I have a DataFrame with multiple columns, e.g.
root
|-- playerName
|-- country
|-- bowlingAvg
|-- bowlingSR
|-- wickets
|-- battingAvg
|-- battingSR
|-- runs
I also have a list of the column names which corresponds to bowling stats:
List bowlingParams = new ArrayList(Arrays.asList("bowlingAvg", "bowlingSR", "wickets"));
Expected Schema:
root
|-- playerName
|-- country
|-- bowlingAvg
|-- bowlingSR
|-- wickets
|-- battingAvg
|-- battingSR
|-- runs
|-- bowlingStats
|-- bowlingAvg
|-- bowlingSR
|-- wickets
I can do it like this
playerDF = playerDF.withColumn("bowlingStats", functions.struct("bowlingAvg", "bowlingSR", "wickets"))
However, I want to use the list to dynamically select the column for struct.

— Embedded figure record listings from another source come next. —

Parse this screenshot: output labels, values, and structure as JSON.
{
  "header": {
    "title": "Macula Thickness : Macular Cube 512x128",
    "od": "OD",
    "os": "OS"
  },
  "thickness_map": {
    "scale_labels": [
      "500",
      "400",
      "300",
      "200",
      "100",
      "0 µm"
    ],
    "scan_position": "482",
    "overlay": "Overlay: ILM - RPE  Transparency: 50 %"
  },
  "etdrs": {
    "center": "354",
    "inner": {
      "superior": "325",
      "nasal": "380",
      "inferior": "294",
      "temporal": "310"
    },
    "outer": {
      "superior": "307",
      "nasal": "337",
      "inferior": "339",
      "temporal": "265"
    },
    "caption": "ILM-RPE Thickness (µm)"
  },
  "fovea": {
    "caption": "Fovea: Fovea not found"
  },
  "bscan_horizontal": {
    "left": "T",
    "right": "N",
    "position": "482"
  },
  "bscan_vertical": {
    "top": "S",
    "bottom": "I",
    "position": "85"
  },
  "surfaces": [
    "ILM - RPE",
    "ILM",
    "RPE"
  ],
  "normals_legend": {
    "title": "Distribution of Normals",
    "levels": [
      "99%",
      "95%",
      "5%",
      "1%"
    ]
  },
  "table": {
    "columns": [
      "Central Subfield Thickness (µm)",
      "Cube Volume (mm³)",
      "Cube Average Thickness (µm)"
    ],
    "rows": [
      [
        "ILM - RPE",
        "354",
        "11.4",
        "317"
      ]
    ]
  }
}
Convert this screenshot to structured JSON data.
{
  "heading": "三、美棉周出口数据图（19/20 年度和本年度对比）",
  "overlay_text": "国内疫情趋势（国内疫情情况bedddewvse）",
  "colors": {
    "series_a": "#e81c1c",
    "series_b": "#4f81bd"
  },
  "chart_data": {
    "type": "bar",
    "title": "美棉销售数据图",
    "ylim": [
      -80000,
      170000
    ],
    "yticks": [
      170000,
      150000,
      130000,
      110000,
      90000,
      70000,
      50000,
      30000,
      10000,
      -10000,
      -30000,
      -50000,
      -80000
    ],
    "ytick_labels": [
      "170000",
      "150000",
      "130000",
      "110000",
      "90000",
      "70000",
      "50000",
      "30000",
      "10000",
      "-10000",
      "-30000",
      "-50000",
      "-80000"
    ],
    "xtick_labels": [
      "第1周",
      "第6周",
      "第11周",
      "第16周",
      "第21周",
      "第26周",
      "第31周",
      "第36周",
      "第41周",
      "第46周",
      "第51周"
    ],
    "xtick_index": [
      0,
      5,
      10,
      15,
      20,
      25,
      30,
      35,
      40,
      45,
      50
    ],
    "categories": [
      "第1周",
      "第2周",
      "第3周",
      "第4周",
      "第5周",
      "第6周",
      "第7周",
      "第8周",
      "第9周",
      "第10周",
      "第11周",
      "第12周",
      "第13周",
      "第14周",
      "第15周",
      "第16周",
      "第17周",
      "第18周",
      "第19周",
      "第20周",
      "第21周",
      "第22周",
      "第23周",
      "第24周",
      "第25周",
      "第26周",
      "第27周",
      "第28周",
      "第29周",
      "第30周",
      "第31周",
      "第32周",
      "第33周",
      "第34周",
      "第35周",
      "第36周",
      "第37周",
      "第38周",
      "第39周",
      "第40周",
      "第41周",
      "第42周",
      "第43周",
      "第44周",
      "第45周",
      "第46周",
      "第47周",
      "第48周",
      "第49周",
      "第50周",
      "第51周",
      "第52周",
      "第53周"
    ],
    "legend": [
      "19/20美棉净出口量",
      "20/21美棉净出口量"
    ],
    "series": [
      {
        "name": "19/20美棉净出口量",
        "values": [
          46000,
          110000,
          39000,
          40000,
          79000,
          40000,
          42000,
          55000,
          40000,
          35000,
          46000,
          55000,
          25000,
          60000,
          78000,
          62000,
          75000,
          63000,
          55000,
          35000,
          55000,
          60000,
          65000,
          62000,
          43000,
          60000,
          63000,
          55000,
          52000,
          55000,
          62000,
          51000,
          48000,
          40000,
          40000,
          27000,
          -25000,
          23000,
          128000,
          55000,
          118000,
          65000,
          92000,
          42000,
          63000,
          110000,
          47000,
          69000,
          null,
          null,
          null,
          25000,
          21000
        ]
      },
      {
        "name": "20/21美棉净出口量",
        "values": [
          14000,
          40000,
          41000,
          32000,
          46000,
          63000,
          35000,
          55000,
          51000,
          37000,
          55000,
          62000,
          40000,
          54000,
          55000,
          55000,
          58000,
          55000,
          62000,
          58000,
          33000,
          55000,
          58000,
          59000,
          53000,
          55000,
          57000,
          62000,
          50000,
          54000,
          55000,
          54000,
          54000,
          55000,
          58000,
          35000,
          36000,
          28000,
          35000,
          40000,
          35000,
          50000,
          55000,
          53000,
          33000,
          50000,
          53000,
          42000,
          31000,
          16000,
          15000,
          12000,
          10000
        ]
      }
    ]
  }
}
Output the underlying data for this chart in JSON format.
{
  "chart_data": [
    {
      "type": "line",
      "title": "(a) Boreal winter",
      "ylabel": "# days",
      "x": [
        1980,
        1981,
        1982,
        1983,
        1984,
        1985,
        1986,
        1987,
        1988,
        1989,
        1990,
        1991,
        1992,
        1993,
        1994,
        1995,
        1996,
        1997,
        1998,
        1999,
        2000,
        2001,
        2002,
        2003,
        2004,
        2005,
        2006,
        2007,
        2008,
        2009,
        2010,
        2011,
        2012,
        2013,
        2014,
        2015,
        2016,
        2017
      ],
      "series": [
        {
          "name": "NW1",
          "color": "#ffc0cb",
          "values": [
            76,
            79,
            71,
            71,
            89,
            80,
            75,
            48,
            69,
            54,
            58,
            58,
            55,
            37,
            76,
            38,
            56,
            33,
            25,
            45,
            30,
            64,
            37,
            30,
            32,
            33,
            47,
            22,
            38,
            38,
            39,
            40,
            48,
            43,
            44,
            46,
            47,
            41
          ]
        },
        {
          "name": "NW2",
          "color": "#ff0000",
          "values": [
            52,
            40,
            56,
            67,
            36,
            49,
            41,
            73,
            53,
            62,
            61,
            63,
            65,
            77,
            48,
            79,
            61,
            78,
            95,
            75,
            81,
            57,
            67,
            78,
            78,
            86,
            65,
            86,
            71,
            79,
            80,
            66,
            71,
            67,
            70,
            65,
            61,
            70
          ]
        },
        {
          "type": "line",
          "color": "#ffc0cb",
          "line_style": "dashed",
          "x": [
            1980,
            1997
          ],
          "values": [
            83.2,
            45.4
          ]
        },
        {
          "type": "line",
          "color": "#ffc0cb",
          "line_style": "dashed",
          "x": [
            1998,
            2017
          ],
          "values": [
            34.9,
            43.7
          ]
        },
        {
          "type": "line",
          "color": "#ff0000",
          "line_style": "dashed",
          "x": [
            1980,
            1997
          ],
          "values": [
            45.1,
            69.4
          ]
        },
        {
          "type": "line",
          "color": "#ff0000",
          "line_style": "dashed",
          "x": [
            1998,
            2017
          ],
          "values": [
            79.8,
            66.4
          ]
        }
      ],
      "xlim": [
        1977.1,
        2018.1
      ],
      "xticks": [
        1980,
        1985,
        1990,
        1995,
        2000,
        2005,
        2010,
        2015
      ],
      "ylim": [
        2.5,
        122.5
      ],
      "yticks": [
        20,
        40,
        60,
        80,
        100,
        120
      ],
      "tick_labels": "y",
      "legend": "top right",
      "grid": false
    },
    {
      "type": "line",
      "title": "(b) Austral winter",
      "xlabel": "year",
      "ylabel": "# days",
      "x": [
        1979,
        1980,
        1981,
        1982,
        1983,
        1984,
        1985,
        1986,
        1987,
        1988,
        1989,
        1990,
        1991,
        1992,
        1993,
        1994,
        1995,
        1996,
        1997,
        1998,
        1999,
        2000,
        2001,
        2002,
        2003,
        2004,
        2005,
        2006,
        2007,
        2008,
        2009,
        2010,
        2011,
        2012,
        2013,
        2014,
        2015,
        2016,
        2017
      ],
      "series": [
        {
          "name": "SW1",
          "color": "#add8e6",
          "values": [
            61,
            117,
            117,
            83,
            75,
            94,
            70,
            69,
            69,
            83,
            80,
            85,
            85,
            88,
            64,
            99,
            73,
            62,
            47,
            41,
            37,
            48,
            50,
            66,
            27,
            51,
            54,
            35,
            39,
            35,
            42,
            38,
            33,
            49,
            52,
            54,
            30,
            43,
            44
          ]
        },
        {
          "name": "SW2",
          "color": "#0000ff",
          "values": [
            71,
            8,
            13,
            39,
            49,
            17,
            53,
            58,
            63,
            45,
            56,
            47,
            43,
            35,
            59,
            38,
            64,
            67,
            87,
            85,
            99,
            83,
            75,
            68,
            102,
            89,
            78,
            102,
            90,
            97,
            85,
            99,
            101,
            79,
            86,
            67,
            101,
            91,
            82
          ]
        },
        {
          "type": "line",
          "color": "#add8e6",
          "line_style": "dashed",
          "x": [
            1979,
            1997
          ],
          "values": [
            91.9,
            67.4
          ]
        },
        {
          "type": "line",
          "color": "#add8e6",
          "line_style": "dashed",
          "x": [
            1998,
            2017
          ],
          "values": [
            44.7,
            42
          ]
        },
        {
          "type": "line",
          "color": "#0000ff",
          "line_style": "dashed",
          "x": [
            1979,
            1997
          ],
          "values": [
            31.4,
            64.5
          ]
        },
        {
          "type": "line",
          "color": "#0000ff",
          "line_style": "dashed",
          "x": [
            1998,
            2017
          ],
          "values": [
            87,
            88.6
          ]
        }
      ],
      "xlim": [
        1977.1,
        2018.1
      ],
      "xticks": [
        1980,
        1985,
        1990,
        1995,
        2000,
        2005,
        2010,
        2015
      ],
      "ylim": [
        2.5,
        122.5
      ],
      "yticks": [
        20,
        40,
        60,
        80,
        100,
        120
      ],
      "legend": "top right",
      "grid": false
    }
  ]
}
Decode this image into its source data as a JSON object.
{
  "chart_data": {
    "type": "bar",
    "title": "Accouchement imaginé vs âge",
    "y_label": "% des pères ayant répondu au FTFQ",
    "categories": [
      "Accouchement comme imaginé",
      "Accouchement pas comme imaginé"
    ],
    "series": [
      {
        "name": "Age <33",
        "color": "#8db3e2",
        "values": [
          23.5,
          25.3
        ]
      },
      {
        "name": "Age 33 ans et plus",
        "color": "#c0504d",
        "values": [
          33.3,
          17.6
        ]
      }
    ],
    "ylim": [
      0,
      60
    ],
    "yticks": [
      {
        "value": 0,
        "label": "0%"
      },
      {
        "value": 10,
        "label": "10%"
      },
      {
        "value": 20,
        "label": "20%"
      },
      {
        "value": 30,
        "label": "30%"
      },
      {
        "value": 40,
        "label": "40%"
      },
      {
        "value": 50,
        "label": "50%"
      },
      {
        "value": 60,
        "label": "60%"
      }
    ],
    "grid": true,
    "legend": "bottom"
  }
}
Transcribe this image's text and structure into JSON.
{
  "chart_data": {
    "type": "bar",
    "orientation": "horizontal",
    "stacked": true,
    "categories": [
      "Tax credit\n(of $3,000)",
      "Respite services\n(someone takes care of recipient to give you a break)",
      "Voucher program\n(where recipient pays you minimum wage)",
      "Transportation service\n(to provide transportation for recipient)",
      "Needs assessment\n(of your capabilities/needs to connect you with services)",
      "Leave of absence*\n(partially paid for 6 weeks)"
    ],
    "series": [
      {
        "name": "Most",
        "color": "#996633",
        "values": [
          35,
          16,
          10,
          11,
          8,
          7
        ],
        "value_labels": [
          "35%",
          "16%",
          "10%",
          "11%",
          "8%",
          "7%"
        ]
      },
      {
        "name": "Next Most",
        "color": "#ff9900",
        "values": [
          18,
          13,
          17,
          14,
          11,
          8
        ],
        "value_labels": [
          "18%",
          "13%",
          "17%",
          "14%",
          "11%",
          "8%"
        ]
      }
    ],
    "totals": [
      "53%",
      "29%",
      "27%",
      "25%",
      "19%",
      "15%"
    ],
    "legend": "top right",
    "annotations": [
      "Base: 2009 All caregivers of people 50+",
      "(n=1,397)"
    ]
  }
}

I know we can do it like this in Scala
playerDF = playerDF.select(struct(bowlingParams.map(col): _*))
and, I have also found a reference on how to do this in Python
Is there a way we can do this in Java with Spark?
CodePudding user response:
For java this solution worked for me,
remove the one attribute from list(non dynamic one)
convert the remaining list to Scala Sequence using JavaConverters.
when creating nested column , in struct use one attribute(as string) and your converted Scala Seq.
import scala.collection.JavaConverters; List bowlingParams = new ArrayList(Arrays.asList("bowlingSR", "wickets")); playerDF = playerDF.withColumn("bowlingStats", functions.struct("bowlingAvg",JavaConverters.asScalaIteratorConverter(bowlingParams.iterator()).asScala().toSeq()));